In one part of Genesis it is stated that one animal of each gender boarded, but in another part of Genesis it states that twelve “clean” animals (kosher ones?) divided equally by gender and only one pair of “unclean” animals boarded. Which was it? Since the kosher animals tend to be very large, this would have huge implications for the feeding and cleanup crew.
I’m not sure if a ride on the “magical genocide and incest” boat would have been worth it. After a month, think of the stench below deck. And after a year of the planet’s surface being submerged, with all fresh water contaminated with salt water and no edible plant life, those boat rations are now your only food sources.

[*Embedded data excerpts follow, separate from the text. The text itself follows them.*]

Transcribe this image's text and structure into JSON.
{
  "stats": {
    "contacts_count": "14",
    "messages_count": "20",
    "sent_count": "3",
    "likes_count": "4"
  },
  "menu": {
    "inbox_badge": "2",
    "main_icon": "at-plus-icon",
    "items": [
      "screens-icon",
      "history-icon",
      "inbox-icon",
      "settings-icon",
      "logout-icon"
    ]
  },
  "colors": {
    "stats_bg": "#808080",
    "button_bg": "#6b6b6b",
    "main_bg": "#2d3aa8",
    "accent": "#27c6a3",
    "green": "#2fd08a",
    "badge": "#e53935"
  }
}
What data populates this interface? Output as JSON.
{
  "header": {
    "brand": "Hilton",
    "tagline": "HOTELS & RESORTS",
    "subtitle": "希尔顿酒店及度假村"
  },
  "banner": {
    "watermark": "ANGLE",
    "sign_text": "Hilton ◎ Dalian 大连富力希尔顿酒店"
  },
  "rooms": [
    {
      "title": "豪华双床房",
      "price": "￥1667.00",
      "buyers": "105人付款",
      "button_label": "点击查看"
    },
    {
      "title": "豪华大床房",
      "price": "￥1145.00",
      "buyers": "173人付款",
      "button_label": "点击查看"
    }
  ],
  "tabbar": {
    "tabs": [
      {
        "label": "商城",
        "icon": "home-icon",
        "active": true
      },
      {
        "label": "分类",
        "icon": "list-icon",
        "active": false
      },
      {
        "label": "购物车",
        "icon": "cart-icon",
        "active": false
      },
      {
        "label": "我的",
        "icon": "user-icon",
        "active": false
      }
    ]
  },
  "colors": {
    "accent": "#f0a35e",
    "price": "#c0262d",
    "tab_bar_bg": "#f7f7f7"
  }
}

Yes, I know it’s fiction. But biblical Fundamentalists claim otherwise, with the $110,000,000 “Ark Encounter”, AKA “Ark Park”, claiming otherwise. They even claim that dinosaurs were transported on the ark, that it all happened ~4,300 years ago, and that the last of the dinosaurs died around the time of King Arthur.)
I can’t remember for sure if it was on here (I think it was), but awhile back I posted a comment wondering if there’d ever been a cartoon mashup between the desert isle gag and the Noah’s Ark gag. And, lo and behold, here one is!
If it’s packed to the gunnels with millions of tons of livestock, how does it ride so high in the water? Or is that what makes it a magical mystery ship? Or is this not Noah’s vessel, which was designed as a box, not a ship, according to the instructions in Genesis 6? Think Ark of the Covenant. An arkwright is a person who used to make chests or boxes. Curiouser and curiouser.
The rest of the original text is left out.